On 5/16/22 15:06, Nico Kadel-Garcia wrote:
On Mon, May 16, 2022 at 6:39 AM Panu Matilainen <pmatilai@xxxxxxxxxx> wrote:
On 5/13/22 21:54, Jason L Tibbitts III wrote:
So I went to do a dnf system-upgrade from F35 to F36 on a test machine,
as part of my usual testing. In the middle of the process, it appears
that /var filled up and that left the system in an unfortunate state.

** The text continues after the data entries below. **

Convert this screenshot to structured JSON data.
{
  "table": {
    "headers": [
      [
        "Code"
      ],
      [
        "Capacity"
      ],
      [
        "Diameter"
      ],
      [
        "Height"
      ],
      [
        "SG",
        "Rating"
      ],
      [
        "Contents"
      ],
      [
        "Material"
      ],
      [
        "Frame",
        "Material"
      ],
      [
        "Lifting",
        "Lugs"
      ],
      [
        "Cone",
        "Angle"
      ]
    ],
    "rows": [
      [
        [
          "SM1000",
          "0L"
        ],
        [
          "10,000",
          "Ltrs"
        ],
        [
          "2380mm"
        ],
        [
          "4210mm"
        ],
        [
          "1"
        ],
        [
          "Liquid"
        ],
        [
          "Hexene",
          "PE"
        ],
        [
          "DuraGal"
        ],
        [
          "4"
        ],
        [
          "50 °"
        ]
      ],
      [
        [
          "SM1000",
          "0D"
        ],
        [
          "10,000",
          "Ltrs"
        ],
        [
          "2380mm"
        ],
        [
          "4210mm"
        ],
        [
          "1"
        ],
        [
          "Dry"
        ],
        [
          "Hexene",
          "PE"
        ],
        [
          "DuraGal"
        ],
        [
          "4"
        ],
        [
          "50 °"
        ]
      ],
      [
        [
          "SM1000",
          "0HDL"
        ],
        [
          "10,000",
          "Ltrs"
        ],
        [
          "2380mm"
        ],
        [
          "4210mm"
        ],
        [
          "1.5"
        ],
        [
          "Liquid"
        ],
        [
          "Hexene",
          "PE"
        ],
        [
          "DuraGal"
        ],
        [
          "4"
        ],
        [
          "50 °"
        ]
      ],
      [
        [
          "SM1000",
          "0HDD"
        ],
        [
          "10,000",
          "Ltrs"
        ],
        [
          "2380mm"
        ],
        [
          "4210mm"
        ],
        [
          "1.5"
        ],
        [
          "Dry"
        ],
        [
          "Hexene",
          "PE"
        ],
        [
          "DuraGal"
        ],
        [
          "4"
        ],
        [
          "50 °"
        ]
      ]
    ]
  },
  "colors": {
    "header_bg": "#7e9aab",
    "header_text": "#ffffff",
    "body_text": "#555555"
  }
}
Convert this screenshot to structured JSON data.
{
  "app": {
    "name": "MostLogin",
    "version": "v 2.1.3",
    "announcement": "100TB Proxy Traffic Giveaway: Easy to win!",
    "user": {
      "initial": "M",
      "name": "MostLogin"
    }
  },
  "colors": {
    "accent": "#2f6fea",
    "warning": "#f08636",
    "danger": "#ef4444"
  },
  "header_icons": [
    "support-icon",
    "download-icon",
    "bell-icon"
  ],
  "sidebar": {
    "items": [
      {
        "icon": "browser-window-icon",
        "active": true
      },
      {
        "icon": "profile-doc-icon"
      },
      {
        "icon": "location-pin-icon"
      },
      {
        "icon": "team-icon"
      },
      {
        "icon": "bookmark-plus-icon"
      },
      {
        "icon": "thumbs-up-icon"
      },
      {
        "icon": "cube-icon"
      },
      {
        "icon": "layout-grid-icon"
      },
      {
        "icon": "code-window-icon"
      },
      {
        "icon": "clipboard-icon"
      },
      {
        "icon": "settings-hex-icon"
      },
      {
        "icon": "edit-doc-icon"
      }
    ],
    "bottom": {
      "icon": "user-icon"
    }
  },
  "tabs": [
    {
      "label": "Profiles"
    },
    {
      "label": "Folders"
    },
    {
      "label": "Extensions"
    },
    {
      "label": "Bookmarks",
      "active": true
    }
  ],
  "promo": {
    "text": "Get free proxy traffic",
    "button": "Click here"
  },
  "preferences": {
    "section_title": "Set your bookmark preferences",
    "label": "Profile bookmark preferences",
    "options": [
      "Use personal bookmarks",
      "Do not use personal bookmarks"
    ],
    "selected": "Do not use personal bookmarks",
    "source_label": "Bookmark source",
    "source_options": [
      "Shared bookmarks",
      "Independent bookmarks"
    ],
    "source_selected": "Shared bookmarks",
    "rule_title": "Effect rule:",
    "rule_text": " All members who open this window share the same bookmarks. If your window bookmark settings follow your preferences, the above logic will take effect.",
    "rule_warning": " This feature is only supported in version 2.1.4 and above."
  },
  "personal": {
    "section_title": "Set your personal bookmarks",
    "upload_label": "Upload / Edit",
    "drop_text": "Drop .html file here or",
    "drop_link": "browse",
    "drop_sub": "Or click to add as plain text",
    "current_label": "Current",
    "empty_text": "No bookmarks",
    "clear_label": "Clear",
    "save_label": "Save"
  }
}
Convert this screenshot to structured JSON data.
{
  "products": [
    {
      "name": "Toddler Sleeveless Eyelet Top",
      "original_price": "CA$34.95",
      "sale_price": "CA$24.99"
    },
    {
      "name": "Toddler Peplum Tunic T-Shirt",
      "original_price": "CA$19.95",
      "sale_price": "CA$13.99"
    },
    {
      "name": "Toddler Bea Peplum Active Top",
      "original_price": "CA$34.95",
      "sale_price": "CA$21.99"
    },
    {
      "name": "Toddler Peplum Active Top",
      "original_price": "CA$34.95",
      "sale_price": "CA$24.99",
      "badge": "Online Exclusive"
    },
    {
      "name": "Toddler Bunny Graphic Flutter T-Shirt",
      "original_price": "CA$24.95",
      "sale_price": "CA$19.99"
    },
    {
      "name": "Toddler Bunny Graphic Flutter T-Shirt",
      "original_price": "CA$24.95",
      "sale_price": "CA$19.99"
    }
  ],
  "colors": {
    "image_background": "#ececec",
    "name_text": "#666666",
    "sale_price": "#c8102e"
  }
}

Surprisingly (to me) it did boot with a random mix of F35 and F36
packages and even though it's a throwaway test box, I wanted to play
around with fixing it a bit and trying to understand why it ran out of
space instead of just reinstalling.
Turns out that "dnf --releasever 36 --nogpgcheck remove --duplicates"
was able to effectively everything in the system, and while running this
/var filled up again. When that happened, dnf couldn't even be aborted;
I had to kill -9. The culprit is the write-ahead log,
/var/lib/rpm/rpmdb.sqlite-wal. I resized /var and reran, and by the end
of the process had grown to over 9GB:
-rw-r--r--. 1 root root 9124576392 May 13 13:11 rpmdb.sqlite-wal
Of course it immediately went to 0 once the transaction completed,
though rpmdb.sqlite went from:
-rw-r--r--. 1 root root 281739264 May 11 14:24 rpmdb.sqlite
to
-rw-r--r--. 1 root root 730648576 May 13 13:15 rpmdb.sqlite
which seems... odd for what's effectively just reinstalling the existing
package set.
Anyway, obviously the solution is to make sure that /var is "big enough"
before you do a system upgrade. And we do have warnings about
filesystems being too small, but nothing about needing an extra 10GB for
this. Certainly my case might be somewhat pathological and it was good
that in the end I was able to get the system back into a useful state
without wiping it. But in the end I wonder:
1) Is it really expected that the wal file will grow to that size?
No.
2) Is there anything to be done to reduce the size of the log?
Yeah, such as reporting incidents like this.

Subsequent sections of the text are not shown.